In pandemic, small businesses take a hit

In pandemic, small businesses take a hit

Drive anywhere in Fayette and Coweta counties and look at the number of empty parking spaces in some of the region’s shopping area.

Some national outlets have not reopened and may not be coming back. Local restaurants are begging for business and offering specials to try and lure customers back into their businesses.

On Thursday, the news got grimmer for the economy. The national Gross Domestic Product dropped by an annualized rate of nearly 33 percent in the second quarter. Unemployment claims nationally remained high and showed no signs of leveling off anytime soon.

In mid-July, a survey by Goldman Sachs found that more than 80 percent of businesses that got loans through the federal Paycheck Protection Program would run out of money during the first week of August.

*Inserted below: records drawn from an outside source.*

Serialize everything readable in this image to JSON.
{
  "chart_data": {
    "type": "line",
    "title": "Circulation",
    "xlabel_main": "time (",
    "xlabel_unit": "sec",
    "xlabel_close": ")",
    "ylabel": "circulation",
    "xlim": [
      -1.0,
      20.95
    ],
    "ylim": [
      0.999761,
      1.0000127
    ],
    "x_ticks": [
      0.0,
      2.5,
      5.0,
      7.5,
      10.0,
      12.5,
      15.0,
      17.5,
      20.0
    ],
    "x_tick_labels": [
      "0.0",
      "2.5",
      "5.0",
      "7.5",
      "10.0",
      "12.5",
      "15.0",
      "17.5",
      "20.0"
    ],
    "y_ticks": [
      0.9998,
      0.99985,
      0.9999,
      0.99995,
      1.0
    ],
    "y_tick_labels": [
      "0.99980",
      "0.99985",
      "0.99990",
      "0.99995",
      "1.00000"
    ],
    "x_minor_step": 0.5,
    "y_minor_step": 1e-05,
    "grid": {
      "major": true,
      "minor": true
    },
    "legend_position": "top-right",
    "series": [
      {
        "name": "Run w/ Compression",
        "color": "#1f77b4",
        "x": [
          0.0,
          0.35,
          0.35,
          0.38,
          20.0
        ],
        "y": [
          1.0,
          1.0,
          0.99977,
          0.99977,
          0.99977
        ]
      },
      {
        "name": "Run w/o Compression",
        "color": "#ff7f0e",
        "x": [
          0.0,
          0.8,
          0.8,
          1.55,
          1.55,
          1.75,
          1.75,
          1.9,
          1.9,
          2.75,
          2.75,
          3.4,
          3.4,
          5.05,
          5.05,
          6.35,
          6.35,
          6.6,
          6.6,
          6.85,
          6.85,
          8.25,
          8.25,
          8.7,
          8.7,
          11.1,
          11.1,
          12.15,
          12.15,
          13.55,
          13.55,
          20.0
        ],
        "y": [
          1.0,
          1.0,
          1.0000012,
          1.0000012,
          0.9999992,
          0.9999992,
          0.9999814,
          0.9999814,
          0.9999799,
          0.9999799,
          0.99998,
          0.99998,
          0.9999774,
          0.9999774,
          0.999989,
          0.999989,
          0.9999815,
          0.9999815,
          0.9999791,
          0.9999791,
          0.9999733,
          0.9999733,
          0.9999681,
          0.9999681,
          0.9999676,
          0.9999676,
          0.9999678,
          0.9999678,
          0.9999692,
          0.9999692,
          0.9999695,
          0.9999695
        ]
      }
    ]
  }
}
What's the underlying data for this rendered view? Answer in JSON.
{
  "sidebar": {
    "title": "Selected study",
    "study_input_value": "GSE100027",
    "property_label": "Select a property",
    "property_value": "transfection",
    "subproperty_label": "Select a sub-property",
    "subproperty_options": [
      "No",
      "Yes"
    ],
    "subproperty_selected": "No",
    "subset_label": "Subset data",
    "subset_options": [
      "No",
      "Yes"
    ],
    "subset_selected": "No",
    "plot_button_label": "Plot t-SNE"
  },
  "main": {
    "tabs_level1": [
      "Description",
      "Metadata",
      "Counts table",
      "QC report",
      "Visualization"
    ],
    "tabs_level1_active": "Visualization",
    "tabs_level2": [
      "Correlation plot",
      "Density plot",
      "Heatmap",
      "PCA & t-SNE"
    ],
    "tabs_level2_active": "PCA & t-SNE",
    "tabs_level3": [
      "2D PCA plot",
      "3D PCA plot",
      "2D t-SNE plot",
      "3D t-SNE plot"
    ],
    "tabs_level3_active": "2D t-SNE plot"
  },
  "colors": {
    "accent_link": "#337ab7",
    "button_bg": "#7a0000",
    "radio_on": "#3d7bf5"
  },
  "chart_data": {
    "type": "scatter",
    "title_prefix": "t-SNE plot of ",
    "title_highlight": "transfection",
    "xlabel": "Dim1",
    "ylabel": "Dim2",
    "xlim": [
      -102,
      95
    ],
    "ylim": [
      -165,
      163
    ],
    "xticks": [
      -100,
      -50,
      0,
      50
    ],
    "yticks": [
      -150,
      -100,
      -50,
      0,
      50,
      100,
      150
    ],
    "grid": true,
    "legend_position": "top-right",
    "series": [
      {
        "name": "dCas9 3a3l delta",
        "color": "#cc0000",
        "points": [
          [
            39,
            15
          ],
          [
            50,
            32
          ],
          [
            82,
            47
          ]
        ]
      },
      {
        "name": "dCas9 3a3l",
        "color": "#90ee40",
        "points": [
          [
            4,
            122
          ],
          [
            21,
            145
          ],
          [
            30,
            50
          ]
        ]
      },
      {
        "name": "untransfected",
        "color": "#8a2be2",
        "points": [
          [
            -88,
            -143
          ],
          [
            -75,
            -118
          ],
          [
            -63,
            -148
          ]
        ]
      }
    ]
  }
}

Peachtree City Manager Jon Rorie said the city does not keep records of how many businesses have closed, and Fayette Chamber of Commerce President Colin Martin said the Chamber does not maintain a database of shuttered businesses either.

With Congress unable to decide on another stimulus bill, the options are narrowing for small businesses to weather the pandemic storm.

One resource that many business owners may not know about is a federal disaster loan.

One type of loan is an Economic Injury Disaster Loan.

If you have suffered substantial economic injury and are one of the following types of businesses, you may be eligible for an SBA Economic Injury Disaster Loan (EIDL):

• Small Business

• Small agricultural cooperative

• Most private nonprofit organizations

The interest rate on EIDLs will not exceed 4 percent per year. The term of these loans will not exceed 30 years. The repayment term will be determined by your ability to repay the loan.

Additionally, the Fayette Chamber has enhanced its website with a COVID-19 resource page, which includes guidance for businesses and employers, lending resources from the U.S. Small Business Administration, and resources for managing a remote workforce.

In cooperation with other chambers of commerce in Georgia, the Fayette Chamber is cohosting a series of teleconferences and webinars on managing a business through this crisis.